まずは次の例文を見ていただきましょう。
トランザクションとはデータベースの基本的な機能のひとつであり,複数の処理をひとまとめにして処理を行なう機能のことを言う。トランザクションの開始処理から終了処理までの間に複数のデータ操作処理を行うと,それらはひとまとめに処理される。
要するにデータベースの勉強をすると必ず出てくる「トランザクション機能」について説明している文です。さて,これを図1のように図解したとします。
図1●トランザクション 原案 「違うものを違うように」見せていない図は,非常にわかりにくくなってしまう。 |
この,図1のような図解案は,これで良いと言えるでしょうか?
答えはNOです。あまり良くありません。きちんと「順番」がわかるように書かれているという点では良いのですが,その他の点で物足りないところがあります。何でしょうか?
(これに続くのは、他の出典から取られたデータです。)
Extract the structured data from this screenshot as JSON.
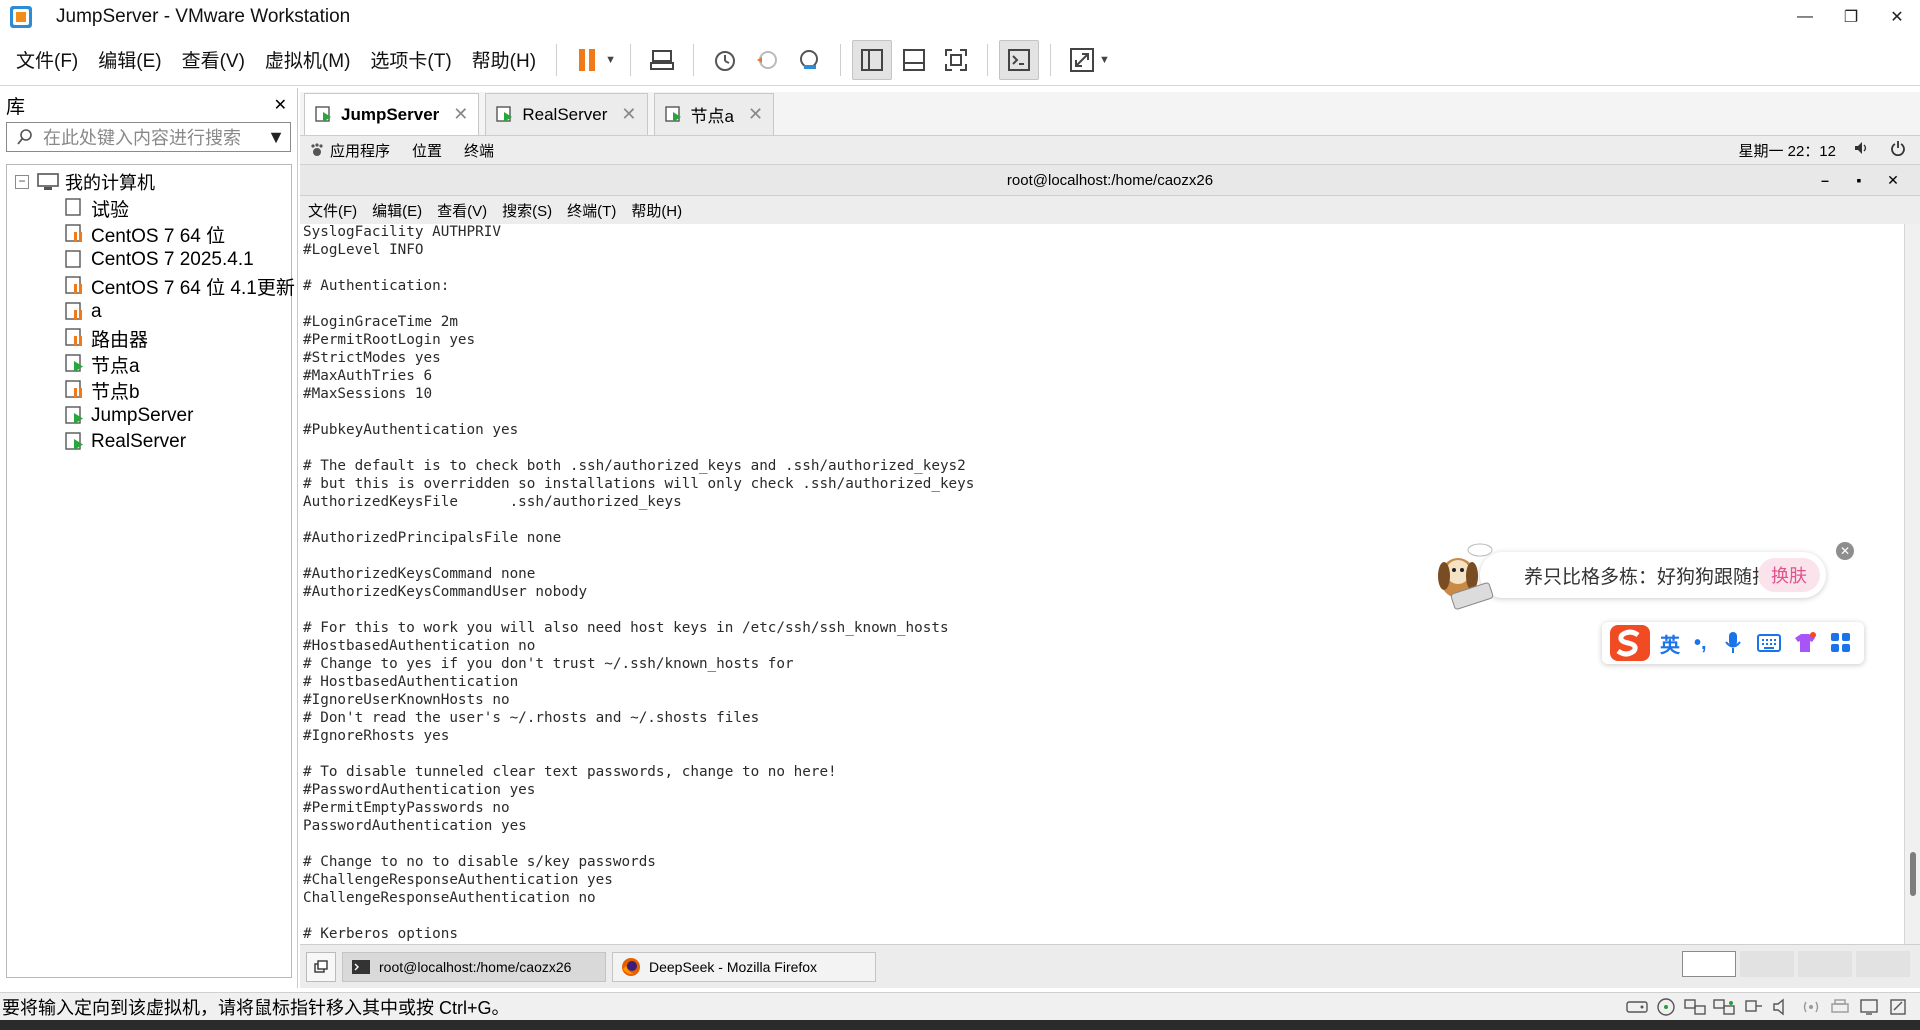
{
  "window": {
    "title": "JumpServer - VMware Workstation",
    "minimize": "—",
    "maximize": "❐",
    "close": "✕"
  },
  "menu": {
    "file": "文件(F)",
    "edit": "编辑(E)",
    "view": "查看(V)",
    "vm": "虚拟机(M)",
    "tabs": "选项卡(T)",
    "help": "帮助(H)"
  },
  "library": {
    "title": "库",
    "close": "✕",
    "search_placeholder": "在此处键入内容进行搜索",
    "root": "我的计算机",
    "items": [
      {
        "label": "试验",
        "state": "off"
      },
      {
        "label": "CentOS 7 64 位",
        "state": "paused"
      },
      {
        "label": "CentOS 7 2025.4.1",
        "state": "off"
      },
      {
        "label": "CentOS 7 64 位 4.1更新",
        "state": "paused"
      },
      {
        "label": "a",
        "state": "paused"
      },
      {
        "label": "路由器",
        "state": "paused"
      },
      {
        "label": "节点a",
        "state": "running"
      },
      {
        "label": "节点b",
        "state": "paused"
      },
      {
        "label": "JumpServer",
        "state": "running"
      },
      {
        "label": "RealServer",
        "state": "running"
      }
    ]
  },
  "tabs": [
    {
      "label": "JumpServer",
      "active": true
    },
    {
      "label": "RealServer",
      "active": false
    },
    {
      "label": "节点a",
      "active": false
    }
  ],
  "gnome": {
    "applications": "应用程序",
    "places": "位置",
    "terminal": "终端",
    "clock": "星期一 22：12"
  },
  "terminal": {
    "title": "root@localhost:/home/caozx26",
    "minimize": "–",
    "maximize": "▪",
    "close": "✕",
    "menu": [
      "文件(F)",
      "编辑(E)",
      "查看(V)",
      "搜索(S)",
      "终端(T)",
      "帮助(H)"
    ],
    "lines": [
      "SyslogFacility AUTHPRIV",
      "#LogLevel INFO",
      "",
      "# Authentication:",
      "",
      "#LoginGraceTime 2m",
      "#PermitRootLogin yes",
      "#StrictModes yes",
      "#MaxAuthTries 6",
      "#MaxSessions 10",
      "",
      "#PubkeyAuthentication yes",
      "",
      "# The default is to check both .ssh/authorized_keys and .ssh/authorized_keys2",
      "# but this is overridden so installations will only check .ssh/authorized_keys",
      "AuthorizedKeysFile      .ssh/authorized_keys",
      "",
      "#AuthorizedPrincipalsFile none",
      "",
      "#AuthorizedKeysCommand none",
      "#AuthorizedKeysCommandUser nobody",
      "",
      "# For this to work you will also need host keys in /etc/ssh/ssh_known_hosts",
      "#HostbasedAuthentication no",
      "# Change to yes if you don't trust ~/.ssh/known_hosts for",
      "# HostbasedAuthentication",
      "#IgnoreUserKnownHosts no",
      "# Don't read the user's ~/.rhosts and ~/.shosts files",
      "#IgnoreRhosts yes",
      "",
      "# To disable tunneled clear text passwords, change to no here!",
      "#PasswordAuthentication yes",
      "#PermitEmptyPasswords no",
      "PasswordAuthentication yes",
      "",
      "# Change to no to disable s/key passwords",
      "#ChallengeResponseAuthentication yes",
      "ChallengeResponseAuthentication no",
      "",
      "# Kerberos options"
    ]
  },
  "taskbar": {
    "task1": "root@localhost:/home/caozx26",
    "task2": "DeepSeek - Mozilla Firefox"
  },
  "ime": {
    "tip": "养只比格多栋：好狗狗跟随打字",
    "swap": "换肤",
    "close": "✕",
    "mode": "英",
    "punct": "•,"
  },
  "status": {
    "message": "要将输入定向到该虚拟机，请将鼠标指针移入其中或按 Ctrl+G。"
  }
}
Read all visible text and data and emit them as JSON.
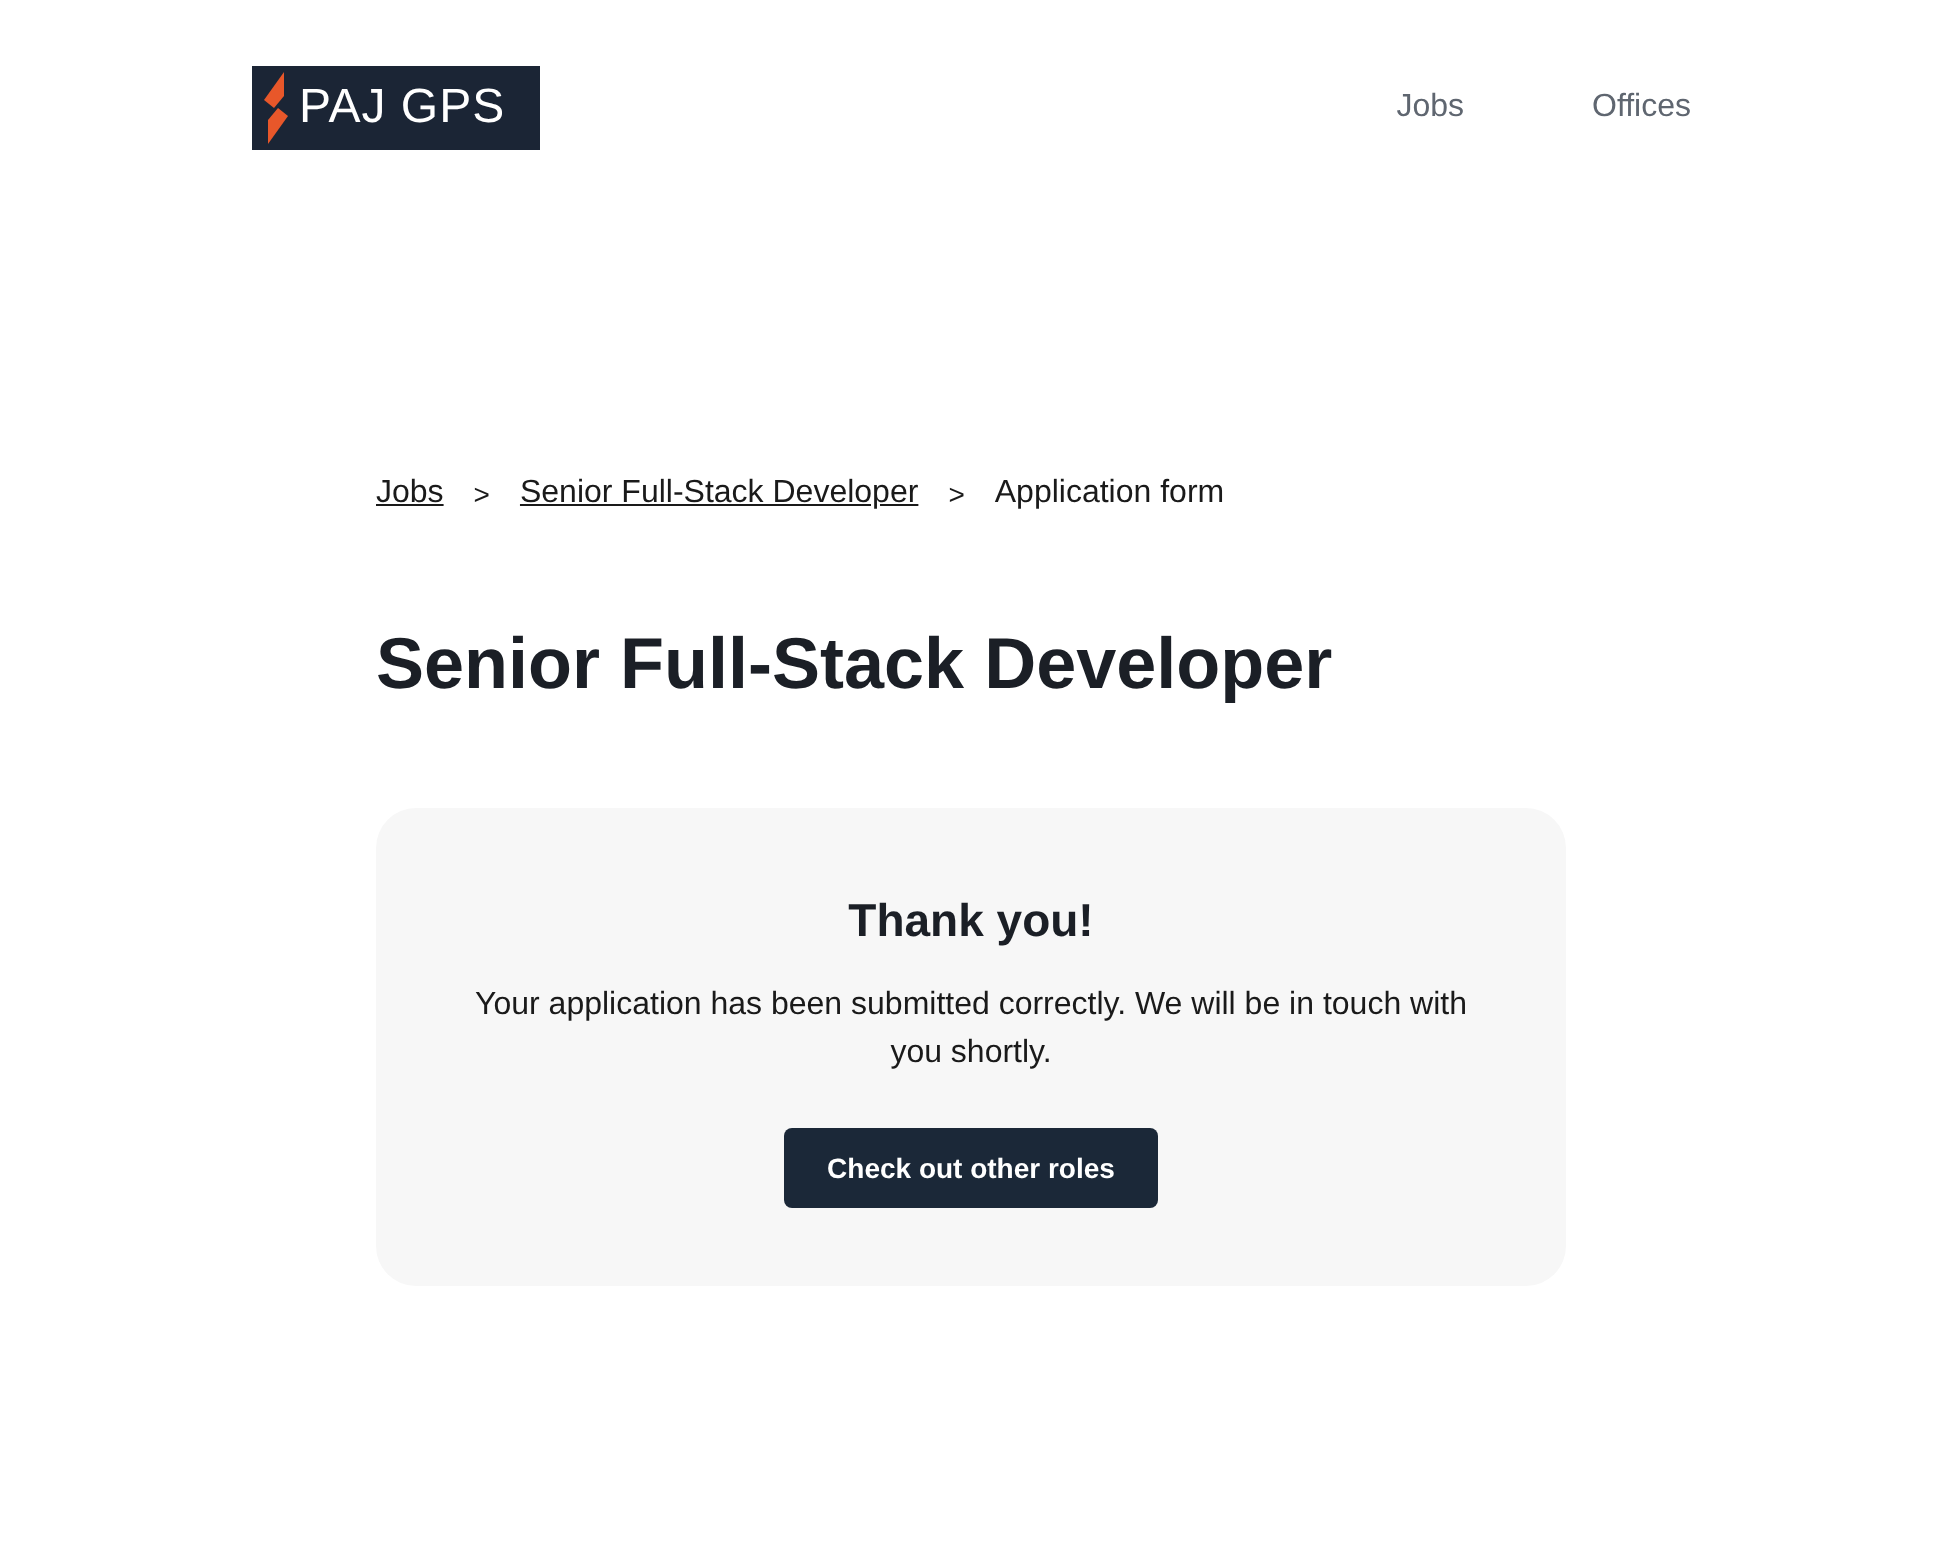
{
  "header": {
    "logo": {
      "text": "PAJ GPS"
    },
    "nav": [
      {
        "label": "Jobs"
      },
      {
        "label": "Offices"
      }
    ]
  },
  "breadcrumb": [
    {
      "label": "Jobs",
      "kind": "link"
    },
    {
      "label": ">",
      "kind": "separator"
    },
    {
      "label": "Senior Full-Stack Developer",
      "kind": "link"
    },
    {
      "label": ">",
      "kind": "separator"
    },
    {
      "label": "Application form",
      "kind": "current"
    }
  ],
  "title": "Senior Full-Stack Developer",
  "confirmation": {
    "heading": "Thank you!",
    "message": "Your application has been submitted correctly. We will be in touch with you shortly.",
    "button": "Check out other roles"
  }
}
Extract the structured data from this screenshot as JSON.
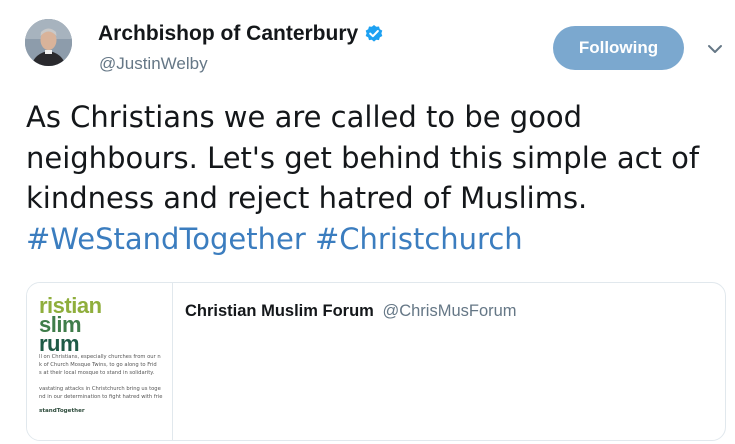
{
  "author": {
    "display_name": "Archbishop of Canterbury",
    "handle": "@JustinWelby",
    "verified": true,
    "avatar_icon": "user-avatar"
  },
  "actions": {
    "follow_label": "Following",
    "follow_color": "#7ba8cf",
    "menu_icon": "chevron-down-icon"
  },
  "tweet": {
    "text": "As Christians we are called to be good neighbours. Let's get behind this simple act of kindness and reject hatred of Muslims.",
    "hashtags": [
      "#WeStandTogether",
      "#Christchurch"
    ],
    "hashtag_color": "#3b7dbf"
  },
  "quoted": {
    "name": "Christian Muslim Forum",
    "handle": "@ChrisMusForum",
    "thumb": {
      "logo_lines": [
        "ristian",
        "slim",
        "rum"
      ],
      "body_lines": [
        "ll on Christians, especially churches from our n",
        "k of Church Mosque Twins, to go along to Frid",
        "s at their local mosque to stand in solidarity.",
        "",
        "vastating attacks in Christchurch bring us toge",
        "nd in our determination to fight hatred with frie"
      ],
      "tag": "standTogether"
    }
  }
}
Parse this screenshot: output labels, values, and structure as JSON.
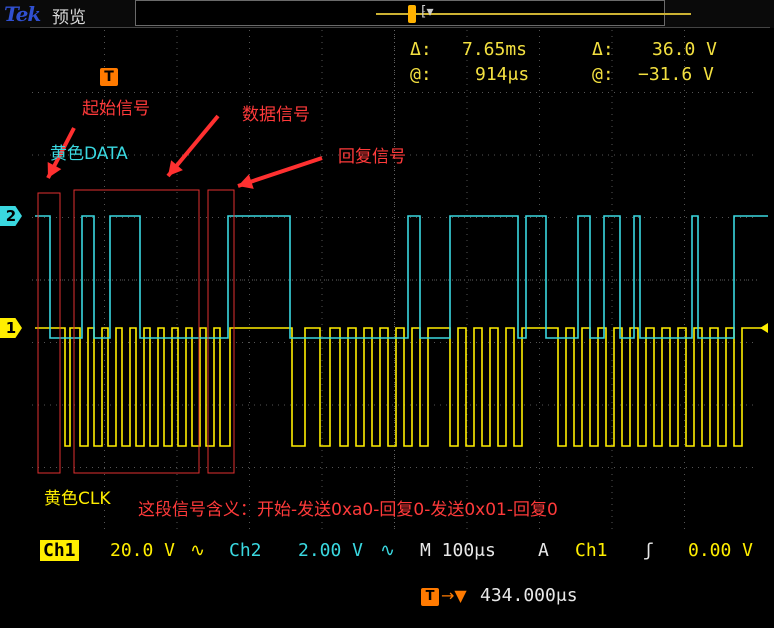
{
  "header": {
    "brand": "Tek",
    "mode": "预览"
  },
  "cursors": {
    "delta_time_label": "Δ:",
    "delta_time": "7.65ms",
    "at_time_label": "@:",
    "at_time": "914μs",
    "delta_volt_label": "Δ:",
    "delta_volt": "36.0 V",
    "at_volt_label": "@:",
    "at_volt": "−31.6 V"
  },
  "annotations": {
    "start_signal": "起始信号",
    "data_signal": "数据信号",
    "reply_signal": "回复信号",
    "yellow_data": "黄色DATA",
    "yellow_clk": "黄色CLK",
    "meaning": "这段信号含义：开始-发送0xa0-回复0-发送0x01-回复0"
  },
  "channel_markers": {
    "ch2": "2",
    "ch1": "1",
    "trigger": "T"
  },
  "status": {
    "ch1_label": "Ch1",
    "ch1_scale": "20.0 V",
    "ch1_coupling": "∿",
    "ch2_label": "Ch2",
    "ch2_scale": "2.00 V",
    "ch2_coupling": "∿",
    "timebase": "M 100μs",
    "acq_mode": "A",
    "trigger_source": "Ch1",
    "trigger_slope": "ʃ",
    "trigger_level": "0.00 V",
    "trigger_icon": "T",
    "position_arrow": "→▼",
    "position": "434.000μs"
  },
  "colors": {
    "ch1": "#ffee00",
    "ch2": "#3ad8e0",
    "annotation": "#ff3a3a",
    "trigger": "#ff7a00"
  }
}
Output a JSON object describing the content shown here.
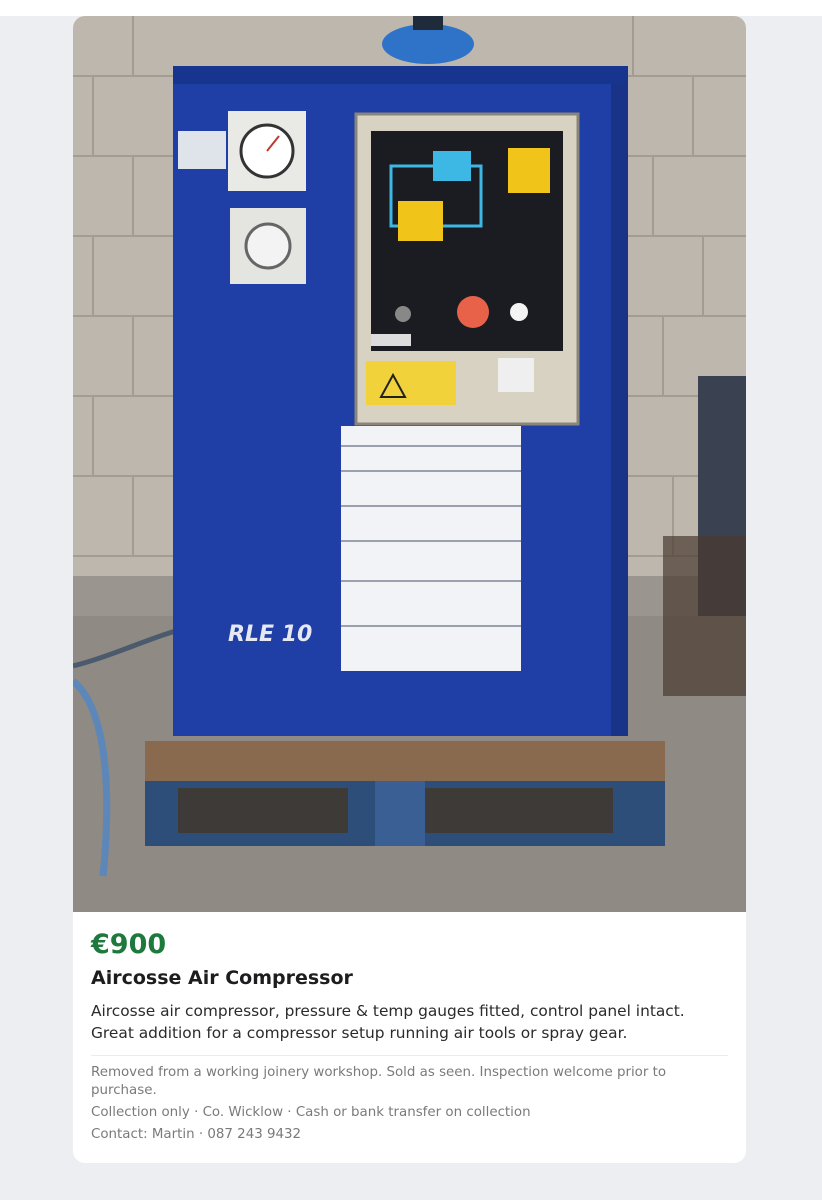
{
  "listing": {
    "price": "€900",
    "title": "Aircosse Air Compressor",
    "description": "Aircosse air compressor, pressure & temp gauges fitted, control panel intact. Great addition for a compressor setup running air tools or spray gear.",
    "details": "Removed from a working joinery workshop. Sold as seen. Inspection welcome prior to purchase.",
    "logistics": "Collection only · Co. Wicklow · Cash or bank transfer on collection",
    "contact": "Contact: Martin · 087 243 9432"
  },
  "photo": {
    "unit_text": "RLE 10"
  },
  "colors": {
    "price": "#1e7a3c",
    "unit_blue": "#1f3fa6",
    "background": "#eceef1"
  }
}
問題は「違うものを違うように見せていない」というところです。
では,「違うもの」というのは,どれとどれが「違うもの」であるというのでしょう?まずはそれを少しの間自分で考えてみてから,この先を読み進めてください。
ヒントは,説明文の原文の中で「不自然に多用されている単語に注目」することです。
■同じ言葉を違う意味に使っていませんか?
この連載の前回記事中に,「同名多義語には特に要注意」というキャプションのついた図(第3回の図2)があったことを覚えていますか?実は,ドキュメントを書き慣れていない人が思いつくまま書き出した文章では,よくこの現象が見られます。つまり「同じ単語を違う意味に使っている」という失敗です。
わかっている人同士で会話をしているときにはあまり問題にならないのですが,文書でこれをやってしまうと,読者を非常に混乱させやすいのです。今回の説明文原文の中では,「処理」という単語がそれに該当します。
例えば,
複数の処理をひとまとめにして処理を行なう機能
というワンフレーズには「処理」が2回出てきています。この2回の「処理」は実は違うものを指していることに気がつくようにしましょう。つまり,こういうことです。
複数の処理:図1の中の「A口座・B口座の残高加減算」のような,実データを操作する命令のことを言う
ひとまとめにして処理:トランザクションの開始と終了のことを言う
「A口座・B口座の残高加減算」のほうは,「データベースに格納されているデータ」に変更を加える操作であって,「トランザクションの開始と終了」のほうは,その操作を「やるかやらないか」を制御する機能である,という2段構えの構造なのです。
であれば,図解もその「2段構え」がわかるように,「違うものは違うとわかるように」書かなければなりません。図1では単に4つの「処理」を順番に並べただけで「2段構え構造」が表現できていませんでした。